外食店では、新型コロナウイルスの感染拡大に伴い売上は厳しい状況が続く。多くの店では、ランチやテークアウト、デリバリーなどで売り上げの確保に努めている。それでも、コロナ禍以前に比べて売上を回復できていない店も少なくない。

給食事業者でも、コロナ禍に社食などを中止したために売上は減少傾向にあるという。一方、冷凍食品の需要は急速に高まった。冷凍パスタを始めとした手軽にランチとなるような商品や、おかず商品、冷凍野菜などは好調に推移している。

サンデン・リテールシステムはこの動きに着目し、今回の商品を開発した。店舗の閉店後でも商品を販売できるようにして、飲食店や給食事業者などの新たな商機につなげたいという考えから、今回の機器開発に至った。一般の消費者向けにこのような取り組みを行うのは「当社でも初めて」と販売担当者は話す。

自販機は、4種類の棚を自由に組み合わせることで、今まで販売が難しかった大型の冷凍食品など、大きさの異なる商品を扱える。例えば、一般の冷凍パスタならば最大で40個ほどストックできる。設置場所は店舗の敷地内を想定している。

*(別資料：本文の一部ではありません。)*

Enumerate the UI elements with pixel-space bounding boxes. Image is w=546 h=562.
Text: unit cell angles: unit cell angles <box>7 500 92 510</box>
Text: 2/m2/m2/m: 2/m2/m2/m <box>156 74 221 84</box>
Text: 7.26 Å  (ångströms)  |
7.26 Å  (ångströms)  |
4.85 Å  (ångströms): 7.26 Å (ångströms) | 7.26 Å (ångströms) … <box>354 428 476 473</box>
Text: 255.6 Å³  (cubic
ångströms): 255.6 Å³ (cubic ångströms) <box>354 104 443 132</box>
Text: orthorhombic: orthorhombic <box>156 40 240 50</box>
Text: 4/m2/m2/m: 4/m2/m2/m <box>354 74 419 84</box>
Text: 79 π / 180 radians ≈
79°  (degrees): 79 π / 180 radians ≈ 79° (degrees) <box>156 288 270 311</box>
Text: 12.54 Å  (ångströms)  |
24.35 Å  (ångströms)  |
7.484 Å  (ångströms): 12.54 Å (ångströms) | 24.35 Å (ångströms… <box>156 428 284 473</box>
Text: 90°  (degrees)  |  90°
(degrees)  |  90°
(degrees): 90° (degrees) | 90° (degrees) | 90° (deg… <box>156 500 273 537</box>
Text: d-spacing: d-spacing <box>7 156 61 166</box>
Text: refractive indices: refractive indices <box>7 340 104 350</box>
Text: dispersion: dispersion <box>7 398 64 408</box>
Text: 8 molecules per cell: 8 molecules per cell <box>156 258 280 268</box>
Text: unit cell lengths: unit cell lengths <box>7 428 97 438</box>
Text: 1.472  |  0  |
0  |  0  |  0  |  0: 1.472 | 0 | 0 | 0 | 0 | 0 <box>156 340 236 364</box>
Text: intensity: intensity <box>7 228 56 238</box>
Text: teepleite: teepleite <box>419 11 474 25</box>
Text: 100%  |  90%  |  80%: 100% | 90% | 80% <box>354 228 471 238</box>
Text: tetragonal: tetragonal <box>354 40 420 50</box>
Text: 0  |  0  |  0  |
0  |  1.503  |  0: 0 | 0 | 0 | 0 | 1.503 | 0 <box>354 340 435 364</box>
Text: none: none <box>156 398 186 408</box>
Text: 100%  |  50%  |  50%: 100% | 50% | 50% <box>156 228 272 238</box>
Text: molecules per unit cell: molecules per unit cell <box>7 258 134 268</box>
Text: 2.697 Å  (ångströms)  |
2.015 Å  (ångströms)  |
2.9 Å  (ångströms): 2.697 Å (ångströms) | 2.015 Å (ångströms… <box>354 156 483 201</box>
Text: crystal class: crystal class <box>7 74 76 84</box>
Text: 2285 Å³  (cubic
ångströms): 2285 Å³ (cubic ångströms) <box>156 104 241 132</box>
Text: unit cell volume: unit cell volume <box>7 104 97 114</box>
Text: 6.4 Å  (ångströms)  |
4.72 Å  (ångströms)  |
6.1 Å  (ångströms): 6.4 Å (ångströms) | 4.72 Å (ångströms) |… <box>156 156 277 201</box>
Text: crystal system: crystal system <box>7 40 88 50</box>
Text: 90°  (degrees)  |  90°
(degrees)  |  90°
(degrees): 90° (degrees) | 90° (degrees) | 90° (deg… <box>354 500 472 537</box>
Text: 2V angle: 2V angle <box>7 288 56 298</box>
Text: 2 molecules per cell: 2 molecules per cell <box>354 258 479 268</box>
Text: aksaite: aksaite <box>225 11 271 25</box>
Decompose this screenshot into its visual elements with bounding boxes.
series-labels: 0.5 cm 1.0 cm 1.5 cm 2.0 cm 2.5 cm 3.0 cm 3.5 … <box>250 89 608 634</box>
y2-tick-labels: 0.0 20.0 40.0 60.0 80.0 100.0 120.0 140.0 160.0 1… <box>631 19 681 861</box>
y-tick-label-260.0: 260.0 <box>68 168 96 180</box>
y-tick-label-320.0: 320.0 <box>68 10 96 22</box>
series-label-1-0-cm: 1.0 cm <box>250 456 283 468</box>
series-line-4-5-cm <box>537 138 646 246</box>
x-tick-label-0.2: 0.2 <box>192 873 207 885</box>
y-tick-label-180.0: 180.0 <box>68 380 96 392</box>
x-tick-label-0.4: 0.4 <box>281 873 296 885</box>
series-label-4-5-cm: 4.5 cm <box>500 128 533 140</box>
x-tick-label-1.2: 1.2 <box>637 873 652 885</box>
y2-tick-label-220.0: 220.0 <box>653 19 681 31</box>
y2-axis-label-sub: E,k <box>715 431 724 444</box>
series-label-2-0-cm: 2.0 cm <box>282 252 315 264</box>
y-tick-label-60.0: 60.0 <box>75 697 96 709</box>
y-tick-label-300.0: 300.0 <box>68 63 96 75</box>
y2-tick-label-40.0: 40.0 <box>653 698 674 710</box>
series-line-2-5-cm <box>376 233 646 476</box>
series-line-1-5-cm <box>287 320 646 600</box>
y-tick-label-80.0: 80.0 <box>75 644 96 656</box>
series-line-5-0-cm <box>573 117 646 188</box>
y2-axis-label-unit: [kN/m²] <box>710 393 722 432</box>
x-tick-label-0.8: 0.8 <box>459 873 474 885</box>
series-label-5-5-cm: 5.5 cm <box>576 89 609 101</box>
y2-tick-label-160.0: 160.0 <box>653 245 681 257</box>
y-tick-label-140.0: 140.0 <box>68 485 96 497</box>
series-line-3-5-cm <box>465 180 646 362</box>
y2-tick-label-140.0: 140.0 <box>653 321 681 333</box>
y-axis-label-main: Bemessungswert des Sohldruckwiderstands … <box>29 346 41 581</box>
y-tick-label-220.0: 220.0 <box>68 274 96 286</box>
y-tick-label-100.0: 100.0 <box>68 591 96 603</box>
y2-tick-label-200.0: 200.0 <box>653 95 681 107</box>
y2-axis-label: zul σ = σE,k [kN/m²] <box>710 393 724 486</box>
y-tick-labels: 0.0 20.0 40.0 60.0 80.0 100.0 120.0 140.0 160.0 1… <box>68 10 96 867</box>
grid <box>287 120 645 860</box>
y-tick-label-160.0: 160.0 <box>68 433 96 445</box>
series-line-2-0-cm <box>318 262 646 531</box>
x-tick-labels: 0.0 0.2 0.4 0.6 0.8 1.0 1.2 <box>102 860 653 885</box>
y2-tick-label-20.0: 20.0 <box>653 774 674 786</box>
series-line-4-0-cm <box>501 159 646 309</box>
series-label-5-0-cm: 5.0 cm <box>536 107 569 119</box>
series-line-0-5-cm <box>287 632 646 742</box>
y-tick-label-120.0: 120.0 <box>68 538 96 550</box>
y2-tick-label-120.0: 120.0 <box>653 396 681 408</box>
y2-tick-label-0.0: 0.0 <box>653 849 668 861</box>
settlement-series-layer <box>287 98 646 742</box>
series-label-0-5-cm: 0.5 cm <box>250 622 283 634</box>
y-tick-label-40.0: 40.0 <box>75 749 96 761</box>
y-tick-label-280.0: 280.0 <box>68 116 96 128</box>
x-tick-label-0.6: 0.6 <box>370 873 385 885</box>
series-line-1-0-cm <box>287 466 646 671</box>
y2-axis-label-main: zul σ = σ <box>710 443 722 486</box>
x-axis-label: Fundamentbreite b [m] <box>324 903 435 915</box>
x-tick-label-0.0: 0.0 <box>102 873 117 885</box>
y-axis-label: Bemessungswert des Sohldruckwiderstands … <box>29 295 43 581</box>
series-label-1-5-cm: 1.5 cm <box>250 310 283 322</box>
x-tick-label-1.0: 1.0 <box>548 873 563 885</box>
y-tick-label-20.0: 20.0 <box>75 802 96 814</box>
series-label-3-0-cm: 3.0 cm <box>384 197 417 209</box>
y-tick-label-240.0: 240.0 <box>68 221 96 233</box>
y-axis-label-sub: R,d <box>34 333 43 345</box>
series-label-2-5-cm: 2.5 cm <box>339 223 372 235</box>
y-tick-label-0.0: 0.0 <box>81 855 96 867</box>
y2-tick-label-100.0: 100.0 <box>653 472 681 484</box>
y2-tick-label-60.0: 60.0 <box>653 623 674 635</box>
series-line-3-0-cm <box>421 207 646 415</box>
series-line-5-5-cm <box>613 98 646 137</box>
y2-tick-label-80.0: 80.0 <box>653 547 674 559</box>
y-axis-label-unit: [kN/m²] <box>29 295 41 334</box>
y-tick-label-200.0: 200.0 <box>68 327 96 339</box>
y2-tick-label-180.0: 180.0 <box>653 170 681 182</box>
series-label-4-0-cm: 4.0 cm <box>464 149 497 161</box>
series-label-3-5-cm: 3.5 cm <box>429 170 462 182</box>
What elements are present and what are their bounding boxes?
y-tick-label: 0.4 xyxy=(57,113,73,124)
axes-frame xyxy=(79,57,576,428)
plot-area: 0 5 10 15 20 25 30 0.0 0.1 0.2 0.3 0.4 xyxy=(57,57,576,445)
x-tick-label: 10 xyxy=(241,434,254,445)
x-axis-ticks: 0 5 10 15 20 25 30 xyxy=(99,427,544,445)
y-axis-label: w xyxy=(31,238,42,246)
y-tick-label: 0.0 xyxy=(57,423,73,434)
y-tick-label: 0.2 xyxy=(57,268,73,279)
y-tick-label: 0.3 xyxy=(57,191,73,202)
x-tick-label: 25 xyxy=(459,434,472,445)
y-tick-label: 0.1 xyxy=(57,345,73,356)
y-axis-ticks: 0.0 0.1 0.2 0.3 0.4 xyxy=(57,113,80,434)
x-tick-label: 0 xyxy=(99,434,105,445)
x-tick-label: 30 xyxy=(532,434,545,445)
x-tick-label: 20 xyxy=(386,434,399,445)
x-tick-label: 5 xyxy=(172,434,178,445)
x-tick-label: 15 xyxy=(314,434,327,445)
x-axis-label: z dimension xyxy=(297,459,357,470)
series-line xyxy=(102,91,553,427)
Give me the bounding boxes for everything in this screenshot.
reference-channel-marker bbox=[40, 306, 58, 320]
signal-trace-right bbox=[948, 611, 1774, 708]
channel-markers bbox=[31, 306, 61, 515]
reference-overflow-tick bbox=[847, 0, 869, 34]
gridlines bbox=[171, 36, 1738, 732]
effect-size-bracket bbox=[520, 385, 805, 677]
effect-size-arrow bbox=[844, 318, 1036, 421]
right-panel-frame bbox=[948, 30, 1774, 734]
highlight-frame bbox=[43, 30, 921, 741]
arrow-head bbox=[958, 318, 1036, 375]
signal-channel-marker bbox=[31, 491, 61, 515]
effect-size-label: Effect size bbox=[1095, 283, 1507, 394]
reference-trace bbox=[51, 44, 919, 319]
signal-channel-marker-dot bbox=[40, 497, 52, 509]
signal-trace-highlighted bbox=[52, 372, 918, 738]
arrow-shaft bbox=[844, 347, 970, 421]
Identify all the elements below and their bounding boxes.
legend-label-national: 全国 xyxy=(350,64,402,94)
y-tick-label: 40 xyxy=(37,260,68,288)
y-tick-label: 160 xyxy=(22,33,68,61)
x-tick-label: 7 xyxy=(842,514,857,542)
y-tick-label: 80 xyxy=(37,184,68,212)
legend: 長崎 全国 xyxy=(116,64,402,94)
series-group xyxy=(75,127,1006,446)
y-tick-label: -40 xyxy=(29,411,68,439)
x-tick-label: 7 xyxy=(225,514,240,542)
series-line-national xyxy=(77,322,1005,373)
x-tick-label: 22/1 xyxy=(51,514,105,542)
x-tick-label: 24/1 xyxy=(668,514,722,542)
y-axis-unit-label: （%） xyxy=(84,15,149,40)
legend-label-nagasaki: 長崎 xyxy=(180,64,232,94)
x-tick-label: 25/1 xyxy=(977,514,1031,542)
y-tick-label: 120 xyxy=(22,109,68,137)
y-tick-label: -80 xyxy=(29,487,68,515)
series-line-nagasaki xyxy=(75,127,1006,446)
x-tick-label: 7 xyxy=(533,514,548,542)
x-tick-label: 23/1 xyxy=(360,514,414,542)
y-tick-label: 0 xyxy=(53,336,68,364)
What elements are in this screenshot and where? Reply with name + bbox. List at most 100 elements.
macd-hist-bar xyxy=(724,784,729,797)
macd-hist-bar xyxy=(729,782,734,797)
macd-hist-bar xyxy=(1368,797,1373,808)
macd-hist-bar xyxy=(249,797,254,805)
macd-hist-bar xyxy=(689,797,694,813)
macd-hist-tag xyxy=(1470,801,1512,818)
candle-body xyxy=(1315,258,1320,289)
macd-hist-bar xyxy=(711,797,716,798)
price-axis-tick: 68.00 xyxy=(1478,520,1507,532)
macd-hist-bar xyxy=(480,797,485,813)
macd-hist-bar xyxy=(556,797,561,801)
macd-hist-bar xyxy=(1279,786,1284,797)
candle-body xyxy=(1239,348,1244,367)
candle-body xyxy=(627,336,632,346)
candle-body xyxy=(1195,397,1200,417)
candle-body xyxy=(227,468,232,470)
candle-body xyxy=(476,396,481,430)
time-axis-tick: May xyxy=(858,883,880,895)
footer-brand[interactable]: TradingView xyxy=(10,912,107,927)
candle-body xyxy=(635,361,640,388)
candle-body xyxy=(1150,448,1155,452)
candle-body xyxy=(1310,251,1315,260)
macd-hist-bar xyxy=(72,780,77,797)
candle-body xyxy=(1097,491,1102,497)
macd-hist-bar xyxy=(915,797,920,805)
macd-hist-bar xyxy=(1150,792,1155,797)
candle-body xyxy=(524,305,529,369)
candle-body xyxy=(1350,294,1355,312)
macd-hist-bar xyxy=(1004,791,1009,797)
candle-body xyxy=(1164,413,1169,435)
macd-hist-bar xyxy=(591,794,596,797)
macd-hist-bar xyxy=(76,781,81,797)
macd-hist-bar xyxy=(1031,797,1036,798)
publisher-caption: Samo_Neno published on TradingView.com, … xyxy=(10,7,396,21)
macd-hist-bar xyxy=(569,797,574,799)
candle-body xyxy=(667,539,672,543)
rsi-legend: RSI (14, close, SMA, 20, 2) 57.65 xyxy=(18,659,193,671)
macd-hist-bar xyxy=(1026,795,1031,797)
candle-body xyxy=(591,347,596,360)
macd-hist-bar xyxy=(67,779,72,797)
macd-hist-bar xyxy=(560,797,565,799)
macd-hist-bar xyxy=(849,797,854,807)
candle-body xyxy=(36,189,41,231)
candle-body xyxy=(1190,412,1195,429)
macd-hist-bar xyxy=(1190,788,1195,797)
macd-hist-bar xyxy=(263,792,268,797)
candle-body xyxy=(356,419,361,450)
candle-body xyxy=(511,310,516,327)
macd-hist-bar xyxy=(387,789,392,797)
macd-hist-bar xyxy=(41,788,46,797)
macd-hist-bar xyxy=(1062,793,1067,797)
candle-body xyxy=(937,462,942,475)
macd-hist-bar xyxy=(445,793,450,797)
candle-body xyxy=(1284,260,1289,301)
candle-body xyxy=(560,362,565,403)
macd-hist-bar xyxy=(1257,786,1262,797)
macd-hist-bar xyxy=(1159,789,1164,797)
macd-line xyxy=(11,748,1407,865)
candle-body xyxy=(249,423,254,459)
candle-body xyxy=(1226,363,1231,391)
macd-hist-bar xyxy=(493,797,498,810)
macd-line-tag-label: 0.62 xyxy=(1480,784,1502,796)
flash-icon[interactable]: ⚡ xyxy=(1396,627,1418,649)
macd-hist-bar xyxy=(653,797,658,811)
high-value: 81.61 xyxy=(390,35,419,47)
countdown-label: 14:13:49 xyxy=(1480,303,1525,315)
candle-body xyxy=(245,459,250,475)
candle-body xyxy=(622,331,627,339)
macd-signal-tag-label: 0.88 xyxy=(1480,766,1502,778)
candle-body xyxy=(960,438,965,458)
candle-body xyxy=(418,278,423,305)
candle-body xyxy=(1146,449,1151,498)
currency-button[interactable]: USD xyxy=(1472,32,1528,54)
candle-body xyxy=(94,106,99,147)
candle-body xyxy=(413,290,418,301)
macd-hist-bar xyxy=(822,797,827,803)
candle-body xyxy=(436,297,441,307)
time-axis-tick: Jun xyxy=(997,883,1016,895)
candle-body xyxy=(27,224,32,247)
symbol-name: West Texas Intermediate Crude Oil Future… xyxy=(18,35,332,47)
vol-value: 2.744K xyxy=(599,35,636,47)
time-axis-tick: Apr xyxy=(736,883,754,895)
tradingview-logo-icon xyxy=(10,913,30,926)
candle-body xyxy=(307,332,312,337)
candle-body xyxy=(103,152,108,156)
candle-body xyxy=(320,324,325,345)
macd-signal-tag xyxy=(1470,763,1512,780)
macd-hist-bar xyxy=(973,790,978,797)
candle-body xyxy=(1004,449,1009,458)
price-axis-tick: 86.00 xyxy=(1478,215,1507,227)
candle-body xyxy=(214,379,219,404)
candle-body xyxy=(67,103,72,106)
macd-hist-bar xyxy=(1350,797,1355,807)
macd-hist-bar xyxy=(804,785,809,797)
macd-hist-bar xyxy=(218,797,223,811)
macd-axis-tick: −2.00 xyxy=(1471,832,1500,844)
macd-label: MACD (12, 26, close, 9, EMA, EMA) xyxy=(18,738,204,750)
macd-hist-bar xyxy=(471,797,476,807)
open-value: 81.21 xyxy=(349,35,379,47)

また、企業の給食業者も視野に提案を進めている。「新型コロナウイルスの影響で給食を止めるという話も聞く。また、宅配に取り組まれている事業者もあるため、どこが手つなげられればと思う」(担当者)。

稼働は、1月末から2月上旬にかけて都内の飲食店で行う予定だ。担当者は「これまで行ったことのない取り組みなので、動きを見ながら次を考えていく。新しい市場を作るという思いで提案したい」と力を込めた。